I did have my heart set on downtube shifters with Tektro RL520 brake levers, which would have allowed me to use full size v-brakes (I was looking at the BR770 XT v-brakes). The total weight of the two is 77g + 272g, at a cost of around £75. After some thought and a price drop, I decided to go for a set of Campagnolo Centaur Ergoshifters (which I have on my Croix De Fer). They are comfortable, work well, at 375g are very light and at £116 very affordable (I got them on discount).

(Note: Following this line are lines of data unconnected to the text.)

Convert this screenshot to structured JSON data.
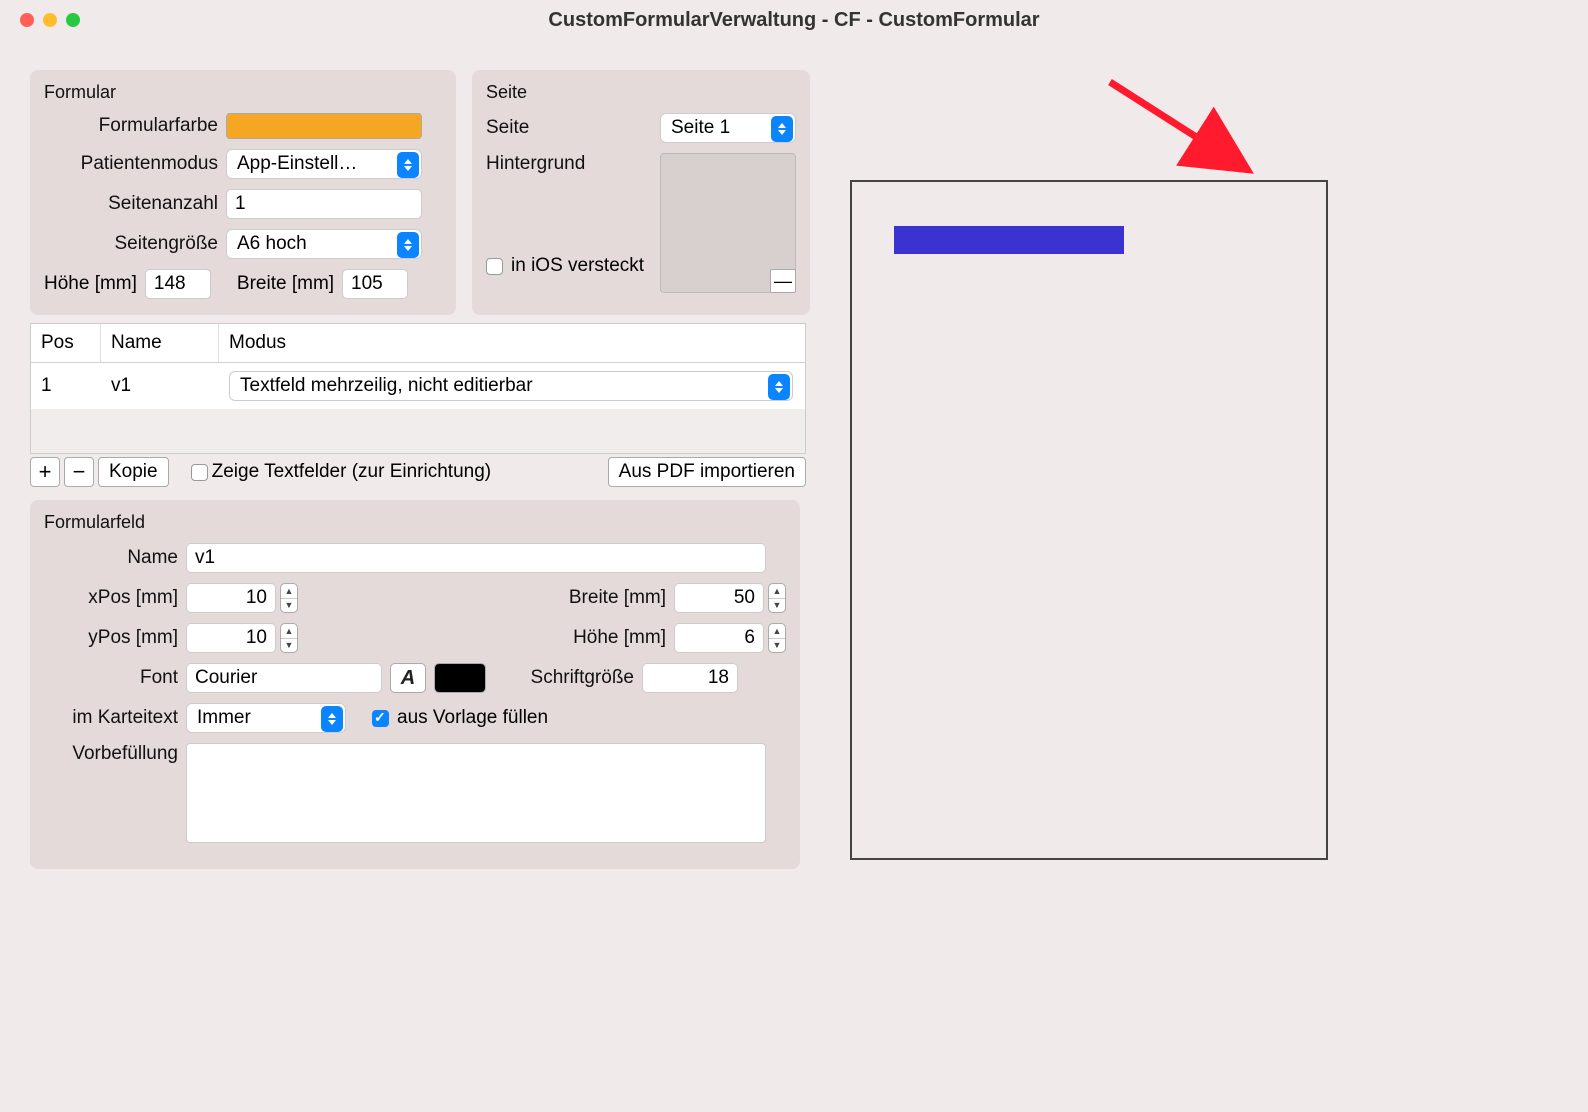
{
  "window": {
    "title": "CustomFormularVerwaltung - CF - CustomFormular"
  },
  "formular": {
    "title": "Formular",
    "color_label": "Formularfarbe",
    "color_value": "#f5a623",
    "patientmode_label": "Patientenmodus",
    "patientmode_value": "App-Einstell…",
    "pagecount_label": "Seitenanzahl",
    "pagecount_value": "1",
    "pagesize_label": "Seitengröße",
    "pagesize_value": "A6 hoch",
    "height_label": "Höhe [mm]",
    "height_value": "148",
    "width_label": "Breite [mm]",
    "width_value": "105"
  },
  "seite": {
    "title": "Seite",
    "page_label": "Seite",
    "page_value": "Seite 1",
    "background_label": "Hintergrund",
    "hidden_label": "in iOS versteckt",
    "minus_label": "—"
  },
  "table": {
    "headers": {
      "pos": "Pos",
      "name": "Name",
      "modus": "Modus"
    },
    "rows": [
      {
        "pos": "1",
        "name": "v1",
        "modus": "Textfeld mehrzeilig, nicht editierbar"
      }
    ]
  },
  "toolbar": {
    "add": "+",
    "remove": "−",
    "copy": "Kopie",
    "show_fields": "Zeige Textfelder (zur Einrichtung)",
    "import_pdf": "Aus PDF importieren"
  },
  "feld": {
    "title": "Formularfeld",
    "name_label": "Name",
    "name_value": "v1",
    "xpos_label": "xPos [mm]",
    "xpos_value": "10",
    "ypos_label": "yPos [mm]",
    "ypos_value": "10",
    "breite_label": "Breite [mm]",
    "breite_value": "50",
    "hoehe_label": "Höhe [mm]",
    "hoehe_value": "6",
    "font_label": "Font",
    "font_value": "Courier",
    "fontpicker_glyph": "A",
    "fontsize_label": "Schriftgröße",
    "fontsize_value": "18",
    "kartei_label": "im Karteitext",
    "kartei_value": "Immer",
    "fill_template_label": "aus Vorlage füllen",
    "prefill_label": "Vorbefüllung"
  }
}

The shifters determined that I would either have to go for cantilever brakes or mini v-brakes. The Tektro CR720's and Tektro RX5's were the two main contenders. Given Spa Cycles had recently switched their bikes to the RX5 mini v-brakes I decided to copy them! At £15 a pair they were good value and they are light. The only annoyance with them is that they cable really needs to be completely loosened in order to get the wheel off.

Wheels & Tyres

I already had a set of hand-built wheels courtesy of Spa Cycles, a pair of Rigida Snyper 36-spoke wheels, one of which has a SON28 dynamo. For speed I'll initially be running a set of Continental Gatorskins 25C on them. They also only weigh 330g which is very light for a fairly good puncture resistant tyre.

Final Parts List

Part Make Weight (g) Cost (£)
Frame Soma Double Cross DC 56cm 2140 405
Forks Surly Long Haul Trucker 980 62
Front Wheel 700c Rigida Snype, Son28 hub, 25c Gatorskin tyre 1630 N/A
Rear Wheel 700c Rigida Snyper with Deore hub, 25c Gatorskin tyre 1580 N/A
Brakes Tektro RX-5's (x2) 300 34
Cables Brake Cables + housing 150 8
Headset NukeProof Warhead 116 41
Stem PZ Road CR2.3 110mm 159 27
Handlebars Kore Road Elite Anatomic 42cm 258 30
Bar Tape Pro Padded Bar Tape 85 14
Shifters Campagnolo Centaur 2011 10sp 375 116
Front Mech Shimano SLX 9sp Conventional 180 29
Rear Mech Shimano 105 9sp Short Cage 220 N/A
Chainset Shimano XT Double 28/40T 820 150
Cassette Shimano Ultegra 9sp 12-27T 220 40
Chain Shimano HG73 9sp 230 N/A
Cables Gear Cables + housing 135 8
Seatpost Carbon Fibre 25cm 200 N/A
Saddle Brooks B17 540 N/A
Pedals Shimano M520 350 N/A
Bottle Cages Black Aluminium Cages (x2) 140 8
Rack Tortec Ultralight 530 22
Totals 11.11kg £994

Touring the UKOnce everything was on, and allowing for any missed little bits of weight, the bike weighs in at 10.3kg (with my road wheels on, race saddle, and rack removed) and 11.3kg in full touring trim. It's close to my target, but a little over. I had wanted a race trim of under 10kg, and a touring trim of under 11kg. This could easily be fixed by dropping the dynamo hub and switching the Brooks B17 for something lighter. The dynamo is something I definitely could last without, although I'm not sure about the Brooks, so the additional weight may be worth it. The Shimano XT Chainset is fantastic and so far has worked very well. The bike in general feels comfortable yet still very nippy when climbing.